The mainstem sockeye fishery will close as of Friday, June 28 due to high effort and catch rates.


Trout is Oregon's number one game fish. From one end of the state to the other, anglers will find native populations of rainbow, cutthroat and other species of trout. In addition to the native populations, ODFW stocks over 5 million trout each year to provide even more opportunity. As a result, there's good trout fishing somewhere in Oregon 365 days a year.

Rainbow trout

Types of Trout

a person holds a tiger trout up with the rod used to catch it.

Tiger trout

Features: Tiger trout are a hybrid between a female brown trout and a male brook trout. They are greenish yellow to brown with dark patches along their sides creating a maze-like pattern. Their belly is yellowish orange and the tail fin is square. 

Habitat: These sterile fish have been introduced to Diamond and Fish lakes to help combat several invasive bait fish species. Since they do not reproduce, tiger trout are catch-and-release only.

Techniques: Tiger trout will go for flies, spoons, spinners and bait.  Because tiger trout are piscivorous (they eat other fish), fishing a minnow imitation can be effective.

a brook trout swims by

Brook trout

Features: Brook trout are easily identified by the worm-like pale yellow markings on their backs and red dots with blue halos and white borders on their lower fins. In small streams brook trout are often 5- to 7-inches long but can reach 25 inches or more in large rivers or lakes.

Habitat: Brook trout are an introduced species, first stocked in the early 1900s. They are widely distributed from high mountain lakes to headwater tributaries, and thrive in cold, mountainous streams and lakes where other species are unable to do well. Many barren lakes have been stocked with brook trout, providing fishing opportunity where none was previously available.

Techniques: Because insect larvae and nymphs make up a large part of brook trouts' diet (especially when the fish are small), they are a favorite of fly-fishers who use flies mimicking these insects. However, brook trout are aggressive biters and will go after a variety of bait and lures.

A kid and his dad are in a boat on a lake. The kid holds a lake trout that he presumably caught. The dad is flashing a thumbs-up.

Lake trout

Features: The lake trout is not particularly colorful – usually gray with large pale spots – and can be distinguished from other trout by its deeply-forked tail. Lake trout, despite the common name, is not actually a trout but a member of the closely related char group. They can reach weights of 20 pounds.

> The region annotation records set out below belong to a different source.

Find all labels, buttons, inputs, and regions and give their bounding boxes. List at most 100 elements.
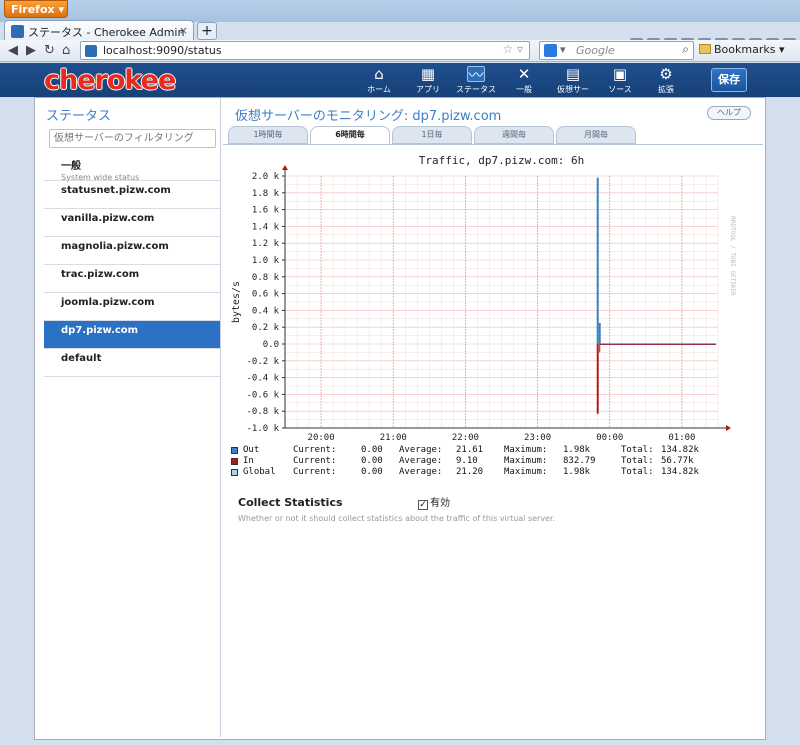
chart-legend: Out Current: 0.00 Average: 21.61 Maximum: 1.98… bbox=[231, 445, 701, 478]
legend-average-key: Average: bbox=[399, 456, 443, 466]
tab-month[interactable]: 月間毎 bbox=[556, 126, 636, 144]
period-tabs: 1時間毎 6時間毎 1日毎 週間毎 月間毎 bbox=[228, 126, 758, 145]
new-tab-button[interactable]: + bbox=[197, 22, 217, 40]
legend-maximum-key: Maximum: bbox=[504, 456, 548, 466]
nav-vservers[interactable]: ▤ 仮想サー bbox=[552, 66, 594, 95]
nav-label: 仮想サー bbox=[557, 85, 589, 94]
tab-1d[interactable]: 1日毎 bbox=[392, 126, 472, 144]
gear-icon: ⚙ bbox=[659, 65, 673, 83]
close-tab-icon[interactable]: × bbox=[179, 24, 188, 37]
x-tick-label: 00:00 bbox=[596, 433, 623, 443]
nav-label: ホーム bbox=[367, 85, 391, 94]
apps-icon: ▦ bbox=[420, 65, 436, 83]
help-button[interactable]: ヘルプ bbox=[707, 106, 751, 120]
home-icon[interactable]: ⌂ bbox=[62, 43, 70, 58]
nav-general[interactable]: ✕ 一般 bbox=[503, 66, 545, 95]
cherokee-favicon-icon bbox=[11, 25, 24, 38]
url-bar[interactable]: localhost:9090/status ☆ ▿ bbox=[80, 41, 530, 60]
legend-average-key: Average: bbox=[399, 445, 443, 455]
vserver-icon: ▤ bbox=[565, 65, 581, 83]
back-arrow-icon[interactable]: ◀ bbox=[8, 43, 18, 58]
x-tick-label: 01:00 bbox=[668, 433, 695, 443]
checkbox-checked-icon[interactable]: ✓ bbox=[418, 500, 428, 510]
vserver-filter-input[interactable] bbox=[49, 129, 216, 148]
nav-status[interactable]: 〰ステータス bbox=[455, 66, 497, 95]
google-icon bbox=[544, 44, 557, 57]
nav-label: 一般 bbox=[516, 85, 532, 94]
legend-total-value: 56.77k bbox=[661, 456, 694, 466]
nav-label: アプリ bbox=[416, 85, 440, 94]
y-tick-label: -0.6 k bbox=[246, 390, 279, 400]
cherokee-logo[interactable]: cherokee bbox=[44, 65, 176, 96]
sidebar-item-trac[interactable]: trac.pizw.com bbox=[44, 265, 220, 293]
vserver-list: 一般 System wide status statusnet.pizw.com … bbox=[44, 153, 220, 377]
legend-maximum-key: Maximum: bbox=[504, 445, 548, 455]
legend-swatch bbox=[231, 447, 238, 454]
legend-average-value: 21.61 bbox=[456, 445, 484, 455]
browser-tab[interactable]: ステータス - Cherokee Admin × bbox=[4, 20, 194, 42]
legend-current-key: Current: bbox=[293, 467, 337, 477]
search-icon[interactable]: ⌕ bbox=[682, 42, 689, 57]
bookmarks-menu[interactable]: Bookmarks ▾ bbox=[699, 43, 785, 56]
collect-statistics-label: Collect Statistics bbox=[238, 496, 343, 509]
sidebar-item-joomla[interactable]: joomla.pizw.com bbox=[44, 293, 220, 321]
content-area: ステータス 一般System wide status statusnet.piz… bbox=[34, 97, 766, 740]
tab-1h[interactable]: 1時間毎 bbox=[228, 126, 308, 144]
tab-divider bbox=[223, 144, 763, 145]
source-icon: ▣ bbox=[612, 65, 628, 83]
legend-maximum-value: 1.98k bbox=[563, 467, 591, 477]
nav-advanced[interactable]: ⚙ 拡張 bbox=[645, 66, 687, 95]
tab-strip: ステータス - Cherokee Admin × + bbox=[0, 18, 800, 51]
sidebar-item-general[interactable]: 一般 System wide status bbox=[44, 153, 220, 182]
nav-label: 拡張 bbox=[658, 85, 674, 94]
y-tick-label: -0.2 k bbox=[246, 357, 279, 367]
legend-maximum-value: 832.79 bbox=[563, 456, 596, 466]
firefox-menu-button[interactable]: Firefox ▾ bbox=[4, 0, 68, 18]
y-tick-label: 1.4 k bbox=[252, 222, 280, 232]
status-icon: 〰 bbox=[467, 66, 485, 84]
nav-home[interactable]: ⌂ ホーム bbox=[358, 66, 400, 95]
sidebar-item-vanilla[interactable]: vanilla.pizw.com bbox=[44, 209, 220, 237]
bookmark-star-icon[interactable]: ☆ ▿ bbox=[502, 42, 523, 56]
rrdtool-credit: RRDTOOL / TOBI OETIKER bbox=[729, 216, 736, 296]
sidebar-item-label: dp7.pizw.com bbox=[61, 325, 139, 336]
legend-row-out: Out Current: 0.00 Average: 21.61 Maximum: 1.98… bbox=[231, 445, 701, 456]
series-global-spike bbox=[598, 323, 601, 344]
legend-total-value: 134.82k bbox=[661, 467, 699, 477]
url-text: localhost:9090/status bbox=[103, 44, 222, 57]
y-tick-label: -0.4 k bbox=[246, 374, 279, 384]
bookmarks-label: Bookmarks bbox=[714, 43, 776, 56]
x-tick-label: 23:00 bbox=[524, 433, 551, 443]
sidebar-item-statusnet[interactable]: statusnet.pizw.com bbox=[44, 181, 220, 209]
series-in-spike bbox=[596, 344, 599, 414]
home-icon: ⌂ bbox=[374, 65, 384, 83]
sidebar-item-label: statusnet.pizw.com bbox=[61, 185, 171, 196]
tab-6h[interactable]: 6時間毎 bbox=[310, 126, 390, 145]
y-tick-label: -1.0 k bbox=[246, 424, 279, 434]
save-button[interactable]: 保存 bbox=[711, 68, 747, 92]
tab-title: ステータス - Cherokee Admin bbox=[28, 26, 185, 39]
sidebar-item-default[interactable]: default bbox=[44, 349, 220, 377]
forward-arrow-icon[interactable]: ▶ bbox=[26, 43, 36, 58]
sidebar-item-dp7[interactable]: dp7.pizw.com bbox=[44, 321, 220, 349]
reload-icon[interactable]: ↻ bbox=[44, 43, 55, 58]
y-tick-label: 1.2 k bbox=[252, 239, 280, 249]
search-engine-dropdown-icon[interactable]: ▾ bbox=[560, 43, 566, 56]
y-tick-label: 2.0 k bbox=[252, 172, 280, 182]
sidebar: ステータス 一般System wide status statusnet.piz… bbox=[44, 98, 221, 737]
legend-current-value: 0.00 bbox=[361, 445, 383, 455]
legend-maximum-value: 1.98k bbox=[563, 445, 591, 455]
chart-title: Traffic, dp7.pizw.com: 6h bbox=[419, 154, 585, 167]
legend-series-name: In bbox=[243, 456, 254, 466]
legend-total-key: Total: bbox=[621, 445, 654, 455]
nav-sources[interactable]: ▣ ソース bbox=[599, 66, 641, 95]
legend-total-key: Total: bbox=[621, 467, 654, 477]
search-box[interactable]: ▾ Google ⌕ bbox=[539, 41, 694, 60]
collect-statistics-checkbox[interactable]: ✓ 有効 bbox=[418, 494, 450, 510]
app-header: cherokee ⌂ ホーム ▦ アプリ 〰ステータス ✕ 一般 ▤ 仮想サー ▣ ソース… bbox=[0, 63, 800, 97]
nav-label: ソース bbox=[608, 85, 632, 94]
navigation-bar: ◀ ▶ ↻ ⌂ localhost:9090/status ☆ ▿ ▾ Goog… bbox=[0, 40, 800, 62]
nav-apps[interactable]: ▦ アプリ bbox=[407, 66, 449, 95]
sidebar-item-magnolia[interactable]: magnolia.pizw.com bbox=[44, 237, 220, 265]
tab-week[interactable]: 週間毎 bbox=[474, 126, 554, 144]
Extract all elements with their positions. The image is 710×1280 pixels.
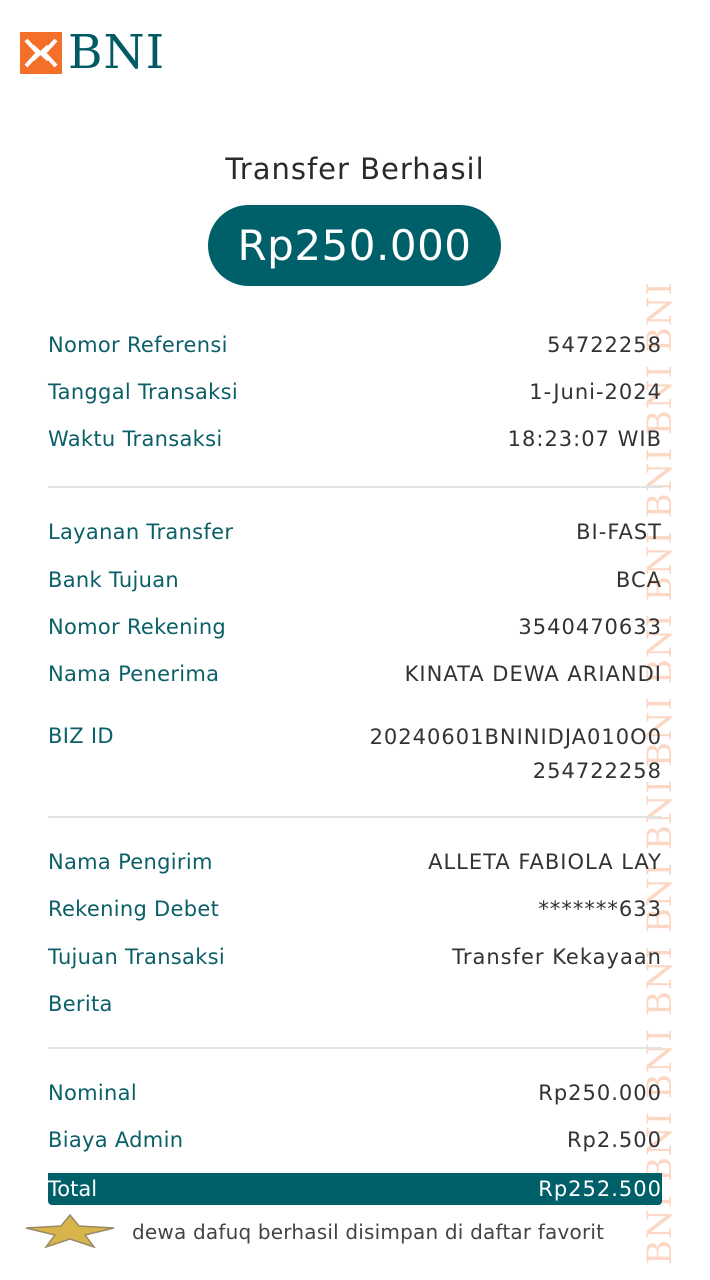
- row-value: Rp2.500: [566, 1128, 662, 1152]
- row-biaya-admin: Biaya Admin Rp2.500: [48, 1124, 662, 1156]
- page-title: Transfer Berhasil: [225, 152, 485, 186]
- row-value: *******633: [538, 897, 662, 921]
- bni-logo: BNI: [20, 28, 165, 78]
- row-nomor-rekening: Nomor Rekening 3540470633: [48, 611, 662, 643]
- bni-logo-icon: [20, 32, 62, 74]
- row-value: BCA: [615, 568, 662, 592]
- row-label: Waktu Transaksi: [48, 427, 223, 451]
- row-value: 18:23:07 WIB: [507, 427, 662, 451]
- row-value: 54722258: [547, 333, 662, 357]
- row-waktu-transaksi: Waktu Transaksi 18:23:07 WIB: [48, 423, 662, 455]
- section-divider: [48, 816, 662, 818]
- row-berita: Berita: [48, 988, 662, 1020]
- row-label: Nominal: [48, 1081, 137, 1105]
- total-bar: Total Rp252.500: [48, 1173, 662, 1205]
- favorite-message: dewa dafuq berhasil disimpan di daftar f…: [132, 1220, 605, 1244]
- row-label: Rekening Debet: [48, 897, 220, 921]
- total-label: Total: [48, 1177, 98, 1201]
- row-label: Tujuan Transaksi: [48, 945, 226, 969]
- row-label: Bank Tujuan: [48, 568, 179, 592]
- row-value: 3540470633: [518, 615, 662, 639]
- row-value: KINATA DEWA ARIANDI: [404, 662, 662, 686]
- row-label: Layanan Transfer: [48, 520, 234, 544]
- row-tanggal-transaksi: Tanggal Transaksi 1-Juni-2024: [48, 376, 662, 408]
- section-divider: [48, 1047, 662, 1049]
- row-value: ALLETA FABIOLA LAY: [428, 850, 662, 874]
- row-nama-pengirim: Nama Pengirim ALLETA FABIOLA LAY: [48, 846, 662, 878]
- row-label: BIZ ID: [48, 724, 114, 748]
- star-icon[interactable]: [24, 1214, 116, 1248]
- total-value: Rp252.500: [538, 1177, 662, 1201]
- bni-logo-text: BNI: [68, 25, 166, 80]
- row-value: Transfer Kekayaan: [452, 945, 662, 969]
- row-label: Nama Pengirim: [48, 850, 213, 874]
- row-rekening-debet: Rekening Debet *******633: [48, 893, 662, 925]
- row-biz-id: BIZ ID 20240601BNINIDJA010O0 254722258: [48, 720, 662, 790]
- row-value: 1-Juni-2024: [529, 380, 662, 404]
- row-label: Tanggal Transaksi: [48, 380, 238, 404]
- section-divider: [48, 486, 662, 488]
- row-value: 20240601BNINIDJA010O0 254722258: [370, 720, 662, 788]
- row-label: Nama Penerima: [48, 662, 220, 686]
- row-label: Berita: [48, 992, 113, 1016]
- row-nama-penerima: Nama Penerima KINATA DEWA ARIANDI: [48, 658, 662, 690]
- row-label: Nomor Rekening: [48, 615, 227, 639]
- favorite-notice: dewa dafuq berhasil disimpan di daftar f…: [24, 1212, 664, 1252]
- biz-id-line-2: 254722258: [532, 759, 662, 783]
- row-label: Biaya Admin: [48, 1128, 184, 1152]
- row-value: Rp250.000: [538, 1081, 662, 1105]
- row-label: Nomor Referensi: [48, 333, 228, 357]
- row-layanan-transfer: Layanan Transfer BI-FAST: [48, 516, 662, 548]
- row-nomor-referensi: Nomor Referensi 54722258: [48, 329, 662, 361]
- row-value: BI-FAST: [576, 520, 662, 544]
- biz-id-line-1: 20240601BNINIDJA010O0: [369, 725, 662, 749]
- row-nominal: Nominal Rp250.000: [48, 1077, 662, 1109]
- row-tujuan-transaksi: Tujuan Transaksi Transfer Kekayaan: [48, 941, 662, 973]
- amount-badge: Rp250.000: [208, 205, 501, 286]
- row-bank-tujuan: Bank Tujuan BCA: [48, 564, 662, 596]
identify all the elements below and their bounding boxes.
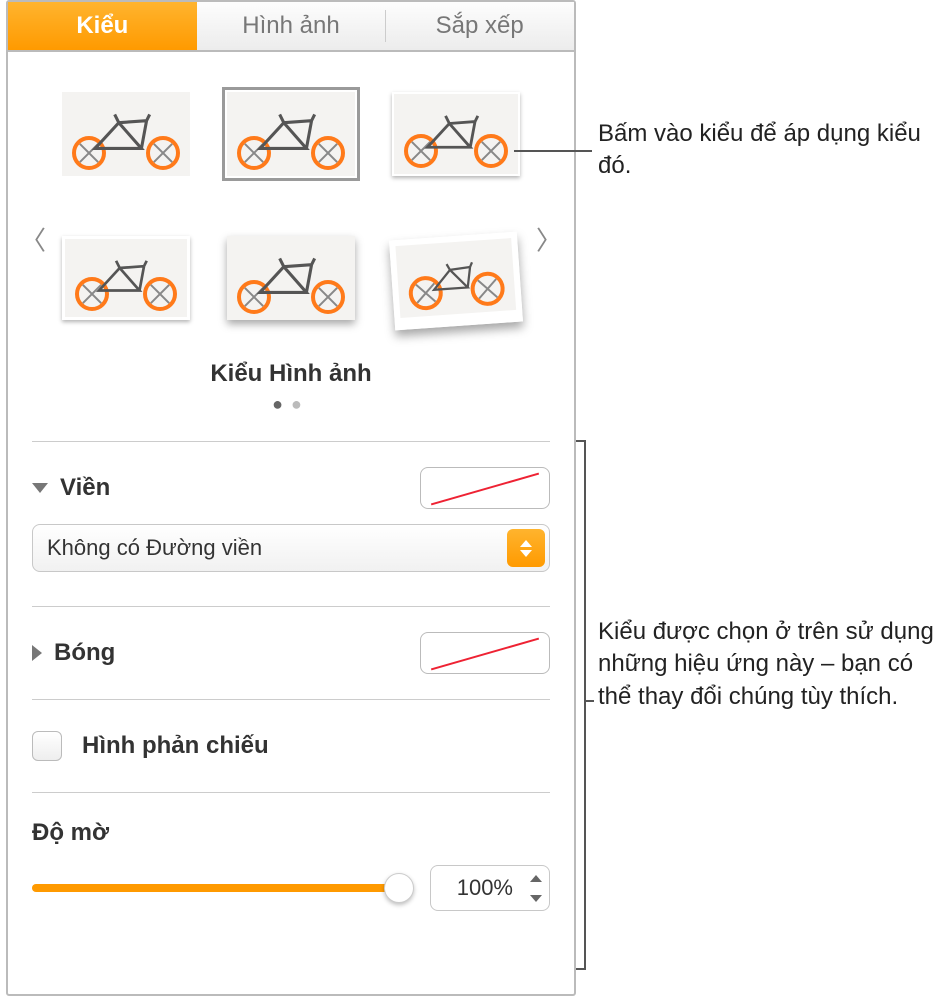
reflection-section: Hình phản chiếu: [8, 716, 574, 776]
style-thumbnails: [58, 92, 524, 326]
reflection-label: Hình phản chiếu: [82, 732, 550, 760]
border-label: Viền: [60, 474, 408, 502]
callout-bracket-top: [576, 440, 586, 442]
style-thumb-4[interactable]: [62, 236, 190, 320]
callout-bracket-bottom: [576, 968, 586, 970]
tab-style[interactable]: Kiểu: [8, 2, 197, 50]
style-gallery: 〈 〉: [8, 52, 574, 425]
divider: [32, 441, 550, 442]
shadow-disclosure[interactable]: [32, 645, 42, 661]
callout-leader-line: [514, 150, 592, 152]
shadow-section: Bóng: [8, 623, 574, 683]
gallery-next-button[interactable]: 〉: [526, 210, 572, 267]
gallery-title: Kiểu Hình ảnh: [38, 360, 544, 388]
slider-thumb[interactable]: [384, 873, 414, 903]
style-thumb-2[interactable]: [227, 92, 355, 176]
gallery-prev-button[interactable]: 〈: [10, 210, 56, 267]
inspector-tabs: Kiểu Hình ảnh Sắp xếp: [8, 2, 574, 52]
border-dropdown-value: Không có Đường viền: [47, 535, 262, 561]
slider-track: [32, 884, 412, 892]
shadow-swatch[interactable]: [420, 632, 550, 674]
opacity-section: Độ mờ 100%: [8, 809, 574, 935]
callout-side: Kiểu được chọn ở trên sử dụng những hiệu…: [598, 616, 938, 713]
border-swatch[interactable]: [420, 467, 550, 509]
style-thumb-6[interactable]: [389, 232, 523, 331]
opacity-step-down[interactable]: [521, 888, 551, 908]
opacity-slider[interactable]: [32, 873, 412, 903]
tab-arrange[interactable]: Sắp xếp: [385, 2, 574, 50]
divider: [32, 792, 550, 793]
style-thumb-3[interactable]: [392, 92, 520, 176]
callout-bracket-vertical: [584, 440, 586, 970]
divider: [32, 699, 550, 700]
callout-bracket-leader: [584, 700, 594, 702]
style-thumb-5[interactable]: [227, 236, 355, 320]
opacity-stepper: [521, 868, 551, 908]
divider: [32, 606, 550, 607]
callout-top: Bấm vào kiểu để áp dụng kiểu đó.: [598, 118, 938, 183]
format-inspector-panel: Kiểu Hình ảnh Sắp xếp 〈 〉: [6, 0, 576, 996]
opacity-value: 100%: [457, 875, 513, 901]
style-thumb-1[interactable]: [62, 92, 190, 176]
tab-image[interactable]: Hình ảnh: [197, 2, 386, 50]
border-dropdown[interactable]: Không có Đường viền: [32, 524, 550, 572]
shadow-label: Bóng: [54, 639, 408, 667]
gallery-page-dots[interactable]: ●●: [38, 394, 544, 415]
dropdown-arrow-icon: [507, 529, 545, 567]
border-section: Viền: [8, 458, 574, 518]
opacity-label: Độ mờ: [32, 819, 550, 847]
opacity-step-up[interactable]: [521, 868, 551, 888]
opacity-value-field[interactable]: 100%: [430, 865, 550, 911]
border-disclosure[interactable]: [32, 483, 48, 493]
reflection-checkbox[interactable]: [32, 731, 62, 761]
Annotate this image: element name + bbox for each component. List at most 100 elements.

Habitat:  These aggressive, fish-eating char are popular sport fish found in deep, cold water with plenty of oxygen and proper spawning areas. There also must be abundant forage fishes for them to eat.  

Techniques: Many anglers target lake trout in the spring, when they hang out closer to the surface. At other times of the year, anglers troll in deep, cool waters to find lake trout.

Bull trout

Bull trout

Features: While their coloration can be variable, bull trout are generally gray infused with green. The body is covered with small white or pale yellow spots. Some spots along the side may be deep orange to red. The leading edges of the fins along their bellies are white. Bull trout, despite the common name, is not actually a trout but a member of the closely related char group. 

Habitat: Bull trout need cold, clean water to survive and are typically found in the headwaters of Oregon rivers. Spawning occurs in the fall when water temperatures drop below 50F.

Techniques: Anglers can fish specifically for bull trout in the Metolius River and the Metolius arm of Lake Billy Chinook. Bull trout are voracious predators of other fish, so anglers often use lures or flies mimicking large minnows or small fish.

Brown trout

Brown trout

Features: The coloration tends to be golden-brownish with dark brown or black spots on the body, and on the dorsal and adipose fins. Usually few or no spots appear on the tail fin. Many body spots, especially those below the lateral line, are edged with pink, red, or orange, forming rings or halos. Breeding males develop strong teeth and a hooked snout. Size can range from 11-inches long in small streams to over 30-inches in large rivers or lakes.

Habitat: Although brown trout can adapt themselves to sluggish streams and warmer temperatures than other trout, cold, spring-fed tributary streams with stable water conditions are required for successful spawning. 

Techniques: The brown is known as the wariest of trout and the most difficult to catch. While brown trout have a varied diet, anglers often target them use spinners or flies that mimic minnows. As the current carries the bait down river, hold as much fishing line off the water as you can to achieve a natural “drift.” Once the line has swung toward the shore and is straight down river, begin a moderate retrieve.